Jakarta, Nusantara Pos – Partai politik besutan Hasnaeni, Partai Emas, berencana menghadirkan program yang fokus pada peningkatan kualitas pendidikan masyarakat. Melalui partainya, ‘Wanita Emas’ sapaan populer Hasnaeni, akan mendirikan sekolah online melalui program Emas Pintar.

“Kita akan memasukkan satu program Partai Emas yaitu sekolah online. Kita akan membuat sekolah online untuk seluruh Indonesia, dengan biaya cukup murah,” ujar Hasnaeni, Sabtu (7/8/2020).

Hasnaeni membuat program ini, lantaran miris dengan kondisi masyarakat Indonesia yang masih ada terbelakang di bidang pendidikan. Padahal, pada 17 Agustus 2020 mendatang, Indonesia genap merdeka 75 tahun.

Di sisi lain, kata dia banyak pula masyarakat yang kesulitan mengenyam pendidikan akibat kurang beruntung dari segi ekonomi.

“Saya miris dengan kondisi Indonesia yang sudah merdeka 75 tahun tapi masih ada orang yang tidak bisa membaca. Itu yang menggerakkan hati saya untuk menarik masyarakat belajar online,” tuturnya.

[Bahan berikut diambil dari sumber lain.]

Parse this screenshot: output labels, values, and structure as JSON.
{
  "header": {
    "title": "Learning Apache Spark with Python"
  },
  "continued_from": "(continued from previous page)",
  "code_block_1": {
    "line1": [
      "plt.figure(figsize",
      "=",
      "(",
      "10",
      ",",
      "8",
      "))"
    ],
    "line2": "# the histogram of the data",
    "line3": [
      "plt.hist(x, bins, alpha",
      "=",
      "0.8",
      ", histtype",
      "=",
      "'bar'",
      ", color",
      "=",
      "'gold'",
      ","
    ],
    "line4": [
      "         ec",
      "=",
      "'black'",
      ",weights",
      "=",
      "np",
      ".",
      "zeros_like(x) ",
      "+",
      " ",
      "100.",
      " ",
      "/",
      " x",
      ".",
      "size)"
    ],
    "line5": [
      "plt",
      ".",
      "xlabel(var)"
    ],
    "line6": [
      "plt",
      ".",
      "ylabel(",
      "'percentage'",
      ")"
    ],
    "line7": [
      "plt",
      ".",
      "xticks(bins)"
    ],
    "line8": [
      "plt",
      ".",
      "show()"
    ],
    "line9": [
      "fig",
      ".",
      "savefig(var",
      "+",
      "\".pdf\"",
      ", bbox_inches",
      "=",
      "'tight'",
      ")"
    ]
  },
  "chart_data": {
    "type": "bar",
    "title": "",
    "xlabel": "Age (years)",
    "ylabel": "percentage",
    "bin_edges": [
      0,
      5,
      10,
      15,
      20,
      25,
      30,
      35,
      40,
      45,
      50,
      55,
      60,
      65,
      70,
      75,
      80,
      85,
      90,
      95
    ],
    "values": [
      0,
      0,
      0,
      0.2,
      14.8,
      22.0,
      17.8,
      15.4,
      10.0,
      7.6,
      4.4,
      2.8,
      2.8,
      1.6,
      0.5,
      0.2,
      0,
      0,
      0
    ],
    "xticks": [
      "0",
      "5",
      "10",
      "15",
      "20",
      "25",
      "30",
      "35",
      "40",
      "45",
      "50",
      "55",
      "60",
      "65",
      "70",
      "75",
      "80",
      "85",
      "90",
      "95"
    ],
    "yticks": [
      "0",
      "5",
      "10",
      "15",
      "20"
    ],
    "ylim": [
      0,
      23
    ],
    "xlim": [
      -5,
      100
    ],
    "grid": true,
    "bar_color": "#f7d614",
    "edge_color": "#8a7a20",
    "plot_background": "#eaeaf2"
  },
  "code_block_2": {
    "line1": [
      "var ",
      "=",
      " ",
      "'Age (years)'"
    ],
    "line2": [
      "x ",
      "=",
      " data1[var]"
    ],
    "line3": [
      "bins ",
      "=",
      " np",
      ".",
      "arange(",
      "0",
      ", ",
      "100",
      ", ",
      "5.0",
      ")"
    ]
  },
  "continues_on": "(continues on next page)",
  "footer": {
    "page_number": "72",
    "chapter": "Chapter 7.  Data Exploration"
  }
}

Seperti sekolah pada umumnya, sekolah daring buatan Partai Emas juga menghasilkan ijazah bagi siswa yang telah lulus. Ijazah yang dikeluarkan diakui oleh lembaga terkait dari Kementerian Pendidikan.

Sekolah ini, nantinya diperuntukkan bagi siswa tingkat playgroup atau TK, hingga level SMA.

Bagi masyarakat yang berminat mengenyam pendidikan sekolah ini, cukup membayar uang pendaftaran sebesar Rp 10 ribu.

“Untuk SPP-nya Rp 100 ribu per bulan,” ucapnya.

Hasnaeni memastikan kualitas pembelajaran yang diberikan sekolah online-nya. Karena meski berbiaya murah, para siswa nantinya akan diajarkan berbahasa asing.

“Yang kedua, kita akan memperkenalkan bahasa asing yakni bahasa Inggris,” kata dia.

Kemampuan bahasa internasional ini dinilai penting, guna meningkatkan kapasitas lulusan sekolah, sehingga mereka memiliki standar global.

Dengan kemampuan lulusan yang baik, kata Hasnaeni alumni sekolah program Emas Pintar diharapkan bisa lebih mudah diserap perusahaan pencari tenaga kerja.

Sehingga ujungnya mengurangi angka kemiskinan dan pengangguran di Indonesia.

Rencananya, sekolah melalui platform bernama Emas ini akan diluncurkan mulai bulan depan.

“Ketika kita belajar hingga menjadi pintar, tentunya bisa membantu mengurangi angka kemiskinan di republik ini,” tandas perempuan yang pernah mencalonkan diri sebagai gubernur DKI Jakarta itu.